In 2005, he joined Real Salt Lake to become the new expansion team's first coach. Previously, Ellinger had one season of professional coaching experience as an assistant coach for the Columbus Crew in its inaugural 1996 season.

On May 3, 2007, he was replaced as RSL's head coach after two losing seasons, followed by a win less start in the first month of his third year. Ellinger's overall record with the club was 15–37–16.

After losing his coaching position, he was retained by RSL as the club's technical director and director of soccer operations, where he remained until September 2007.

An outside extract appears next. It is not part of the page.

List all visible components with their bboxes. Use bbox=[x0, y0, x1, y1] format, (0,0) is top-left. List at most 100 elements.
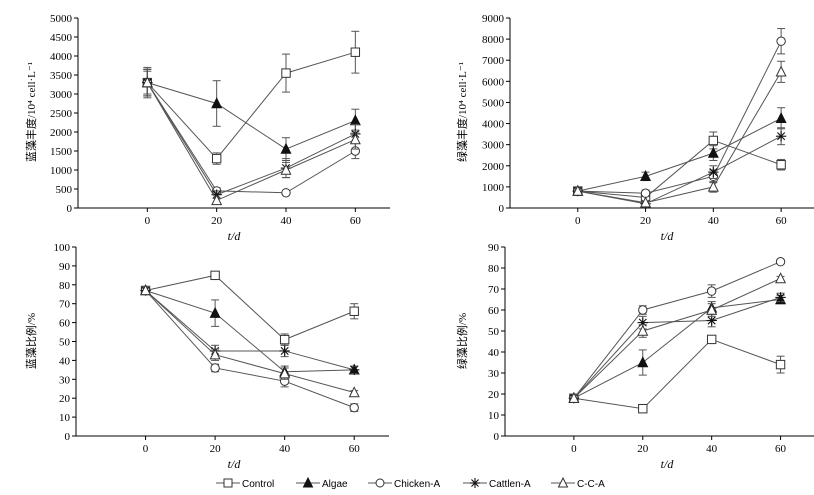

Ellinger became an assistant coach at FC Dallas of Major League Soccer on June 19, 2008. Head Coach Schellas Hyndman indicated he valued Ellinger's previous experience coaching in MLS. On November 15, 2012, FC Dallas announced Ellinger's retirement. During his time as an assistant coach at FC Dallas the team compiled a 53-46-47 record. The best record of the team during that time was in 2010 with a 3rd-place finish in the Western Conference on a 12-4-14 record and runner-up in the 2010 MLS Cup final.